Pour un casino adossé à l’un des hôtels les plus prestigieux du monde, cette absence totale de transparence constitue une anomalie majeure. D’où la question que personne au sein de La Mamounia ne pose à haute voix : Le casino a-t-il été cédé à un prix inférieur à sa valeur stratégique réelle ?

Officiellement, COGIT reste dans le capital à hauteur de 50%. Officieusement, la situation est plus complexe.

Plusieurs questions se posent, alors: des difficultés structurelles de modernisation? Des investissements lourds repoussés depuis deux ans? Une érosion des marges? Ou une pression réglementaire exponentielle dans les zones premium?

Dans ce contexte, la cession pourrait relever plutôt d’une nécessité déguisée : partager un risque devenu trop lourd et sécuriser un partenaire puissant capable d’absorber de futurs investissements. Il ressemble à un besoin de souffle.

Cirsa martèle dans son communiqué un message : « Pas d’impact sur la dette. »

Cet argument rassurant pour les investisseurs détourne surtout l’attention de la dynamique réelle quand Cirsa cherche des marchés moins disputés, avec une barrière réglementaire gérable et des actifs premium sous-optimisés.

Le Maroc, et particulièrement Marrakech, coche toutes les cases. Trois éléments renforcent cette lecture. D’abord, Cirsa vient d’enchaîner plusieurs acquisitions dans des juridictions flexibles. Ensuite, les marchés européens sont saturés ou en durcissement. Enfin, les actifs premium marocains restent valorisés en-dessous des moyennes internationales du gaming.

Autrement dit, Cirsa n’a pas choisi Marrakech, elle a trouvé un créneau avant les autres.

Le maintien intégral de la direction du Grand Casino est présenté dans le deal comme un choix stratégique. En réalité, selon plusieurs sources proches du dossier, ce maintien est un pis-aller, vu que Cirsa ne dispose pas encore d’équipes capables d’opérer un casino premium en contexte marocain, notamment sur le plan réglementaire, linguistique, RH et diplomatique.

Un expert du secteur rencontré à Marrakech note que le maintien d’une équipe en place est souvent le signe qu’aucune solution de remplacement n’est prête, pas que la solution existante est idéale.

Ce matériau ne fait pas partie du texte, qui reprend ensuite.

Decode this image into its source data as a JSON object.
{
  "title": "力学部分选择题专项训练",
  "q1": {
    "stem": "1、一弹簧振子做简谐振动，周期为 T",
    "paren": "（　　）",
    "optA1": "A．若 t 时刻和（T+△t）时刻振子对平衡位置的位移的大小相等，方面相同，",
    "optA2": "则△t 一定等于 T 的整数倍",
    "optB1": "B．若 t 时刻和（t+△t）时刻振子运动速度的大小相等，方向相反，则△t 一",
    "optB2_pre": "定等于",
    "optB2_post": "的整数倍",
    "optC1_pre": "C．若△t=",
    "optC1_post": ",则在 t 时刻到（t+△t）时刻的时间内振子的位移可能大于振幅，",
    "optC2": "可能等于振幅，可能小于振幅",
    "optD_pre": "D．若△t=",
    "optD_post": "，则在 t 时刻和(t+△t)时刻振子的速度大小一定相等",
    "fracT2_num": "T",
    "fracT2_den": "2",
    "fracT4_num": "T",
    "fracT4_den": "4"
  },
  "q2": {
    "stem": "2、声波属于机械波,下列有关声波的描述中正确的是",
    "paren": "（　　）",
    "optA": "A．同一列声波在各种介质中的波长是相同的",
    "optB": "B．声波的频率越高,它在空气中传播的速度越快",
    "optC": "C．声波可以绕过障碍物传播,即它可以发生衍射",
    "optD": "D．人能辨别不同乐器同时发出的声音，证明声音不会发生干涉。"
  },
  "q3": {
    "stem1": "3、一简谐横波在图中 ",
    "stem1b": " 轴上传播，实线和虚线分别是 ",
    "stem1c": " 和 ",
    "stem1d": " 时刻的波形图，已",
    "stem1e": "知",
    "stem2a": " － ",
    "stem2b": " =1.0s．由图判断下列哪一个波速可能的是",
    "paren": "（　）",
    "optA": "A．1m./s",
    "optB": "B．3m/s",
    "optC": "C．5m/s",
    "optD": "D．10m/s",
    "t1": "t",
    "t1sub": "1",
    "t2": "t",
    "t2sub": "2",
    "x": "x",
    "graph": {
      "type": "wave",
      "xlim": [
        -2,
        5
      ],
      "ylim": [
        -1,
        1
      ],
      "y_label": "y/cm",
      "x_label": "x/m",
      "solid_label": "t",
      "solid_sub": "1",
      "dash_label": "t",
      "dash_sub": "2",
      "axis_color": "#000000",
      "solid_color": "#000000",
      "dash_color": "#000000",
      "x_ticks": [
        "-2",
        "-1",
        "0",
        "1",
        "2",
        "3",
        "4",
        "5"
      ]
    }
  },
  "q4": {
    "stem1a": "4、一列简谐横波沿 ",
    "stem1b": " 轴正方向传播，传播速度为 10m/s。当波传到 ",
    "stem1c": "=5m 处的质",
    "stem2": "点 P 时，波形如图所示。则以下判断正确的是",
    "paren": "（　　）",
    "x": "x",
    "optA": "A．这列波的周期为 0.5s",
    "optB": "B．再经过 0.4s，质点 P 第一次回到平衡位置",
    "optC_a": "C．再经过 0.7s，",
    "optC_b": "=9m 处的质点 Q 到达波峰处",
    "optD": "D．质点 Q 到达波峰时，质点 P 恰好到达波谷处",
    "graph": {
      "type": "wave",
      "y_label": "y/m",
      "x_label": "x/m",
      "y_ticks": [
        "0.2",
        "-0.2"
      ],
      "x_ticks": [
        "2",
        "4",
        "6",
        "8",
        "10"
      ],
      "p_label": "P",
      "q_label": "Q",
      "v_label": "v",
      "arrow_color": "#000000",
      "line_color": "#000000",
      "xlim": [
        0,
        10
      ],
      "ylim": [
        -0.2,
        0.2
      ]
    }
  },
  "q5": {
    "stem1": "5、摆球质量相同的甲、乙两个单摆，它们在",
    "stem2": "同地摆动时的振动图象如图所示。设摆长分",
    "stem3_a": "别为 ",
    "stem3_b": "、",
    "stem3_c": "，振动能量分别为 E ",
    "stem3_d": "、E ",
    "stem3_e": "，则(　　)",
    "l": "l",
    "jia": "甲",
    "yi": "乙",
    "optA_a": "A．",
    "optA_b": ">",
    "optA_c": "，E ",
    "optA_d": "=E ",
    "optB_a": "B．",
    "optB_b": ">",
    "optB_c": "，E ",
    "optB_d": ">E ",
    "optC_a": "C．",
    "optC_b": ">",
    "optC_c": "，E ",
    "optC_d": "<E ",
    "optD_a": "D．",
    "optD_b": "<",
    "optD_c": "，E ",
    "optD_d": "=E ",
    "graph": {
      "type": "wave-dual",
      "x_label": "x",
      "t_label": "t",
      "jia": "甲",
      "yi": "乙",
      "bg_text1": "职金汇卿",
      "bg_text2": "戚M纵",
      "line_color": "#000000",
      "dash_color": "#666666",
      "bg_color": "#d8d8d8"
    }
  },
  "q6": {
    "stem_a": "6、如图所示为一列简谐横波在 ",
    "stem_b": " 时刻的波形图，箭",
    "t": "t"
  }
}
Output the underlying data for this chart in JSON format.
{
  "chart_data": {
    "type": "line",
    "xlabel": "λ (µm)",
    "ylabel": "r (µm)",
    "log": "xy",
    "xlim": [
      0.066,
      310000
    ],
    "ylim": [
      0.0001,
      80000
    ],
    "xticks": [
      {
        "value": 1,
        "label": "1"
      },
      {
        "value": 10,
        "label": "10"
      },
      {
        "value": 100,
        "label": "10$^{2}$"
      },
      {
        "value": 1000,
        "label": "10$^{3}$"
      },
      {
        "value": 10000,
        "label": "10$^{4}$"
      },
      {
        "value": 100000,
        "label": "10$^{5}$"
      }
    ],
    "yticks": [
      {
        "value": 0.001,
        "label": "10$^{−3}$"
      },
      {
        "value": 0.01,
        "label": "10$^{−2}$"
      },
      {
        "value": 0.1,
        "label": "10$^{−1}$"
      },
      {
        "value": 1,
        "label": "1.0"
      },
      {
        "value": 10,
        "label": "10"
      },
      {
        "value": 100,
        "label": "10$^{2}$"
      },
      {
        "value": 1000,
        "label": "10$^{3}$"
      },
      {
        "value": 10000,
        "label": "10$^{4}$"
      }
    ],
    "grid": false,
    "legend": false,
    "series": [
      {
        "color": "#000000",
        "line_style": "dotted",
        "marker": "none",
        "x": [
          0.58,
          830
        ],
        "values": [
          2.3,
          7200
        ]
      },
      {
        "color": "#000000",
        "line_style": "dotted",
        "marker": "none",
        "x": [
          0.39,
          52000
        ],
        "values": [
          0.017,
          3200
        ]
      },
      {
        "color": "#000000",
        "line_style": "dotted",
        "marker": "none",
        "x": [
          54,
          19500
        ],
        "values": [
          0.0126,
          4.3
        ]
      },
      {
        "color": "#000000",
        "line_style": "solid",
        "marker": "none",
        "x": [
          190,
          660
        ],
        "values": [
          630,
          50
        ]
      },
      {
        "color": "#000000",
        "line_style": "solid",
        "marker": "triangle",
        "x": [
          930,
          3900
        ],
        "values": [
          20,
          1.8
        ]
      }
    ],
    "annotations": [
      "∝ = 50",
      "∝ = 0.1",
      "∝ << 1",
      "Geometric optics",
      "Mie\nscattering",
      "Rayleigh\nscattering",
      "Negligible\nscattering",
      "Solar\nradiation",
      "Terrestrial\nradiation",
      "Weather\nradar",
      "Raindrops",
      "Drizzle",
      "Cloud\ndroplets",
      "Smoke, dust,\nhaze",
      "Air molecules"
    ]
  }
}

Il ajoute : « Cirsa va, tôt ou tard, imposer ses méthodes. Le choc culturel sera inévitable. »

L’entrée de Cirsa dans l’un des actifs les plus symboliques du Maroc crée un précédent massif. Jusqu’à présent, le marché des casinos premium marocains reposait sur un modèle clair de propriété locale, d’exploitation locale, de capital local.

Avec cette opération, un acteur étranger coté en bourse obtient une position stratégique dans un casino de premier plan. Qui sait? Demain, en plus d’une présence à Tanger et à Agadir, ce modèle pourrait être répliqué encore à d’autres casinos comme celui du Mazagan, d’autres villes et d’autres actifs de luxe.

Le Maroc risque de perdre l’un de ses derniers secteurs premium où il avait jusqu’ici une maîtrise totale.

Un ancien haut responsable du tourisme nous confie que si l’État ne définit pas une doctrine claire, la souveraineté sur le gaming premium peut se défaire en trois opérations.

Les discours officiels parlent d’un partenariat équilibré et d’une opération stratégique.

Pourtant, la communication y est minimaliste, le prix est opaque, les motivations réelles non assumées par COGIT. S’agit-il là d’une stratégie opportuniste de Cirsa? D’une gouvernance sous pression? A craindre qu’il y ait là un risque d’effet domino sur l’ensemble du secteur.

Le contraste entre la communication et la réalité crée un malaise profond. La vérité la plus probable est moins glamour.

La Mamounia a bradé une partie de son actif le plus sensible pour sécuriser un partenaire étranger qui, lui, voit au Maroc une opportunité stratégique avant tout concurrent.

On regrette de dire que derrière la façade, un deal qui ouvre une brèche dangereuse…

Le Maroc n’a pas seulement accueilli Cirsa dans le capital d’un casino. Il a ouvert une porte d’une restructuration progressive du gaming premium. Un secteur longtemps protégé, désormais exposé à des opérateurs internationaux dont la logique répond d’abord à leur stratégie boursière, pas aux équilibres locaux.

La cession de 50% du Grand Casino La Mamounia marque plutôt le premier acte d’un glissement structurel, un réalignement discret, un transfert partiel de contrôle et l’entrée d’un nouvel acteur qui, une fois installé, n’aura pas d’intérêt à s’arrêter là.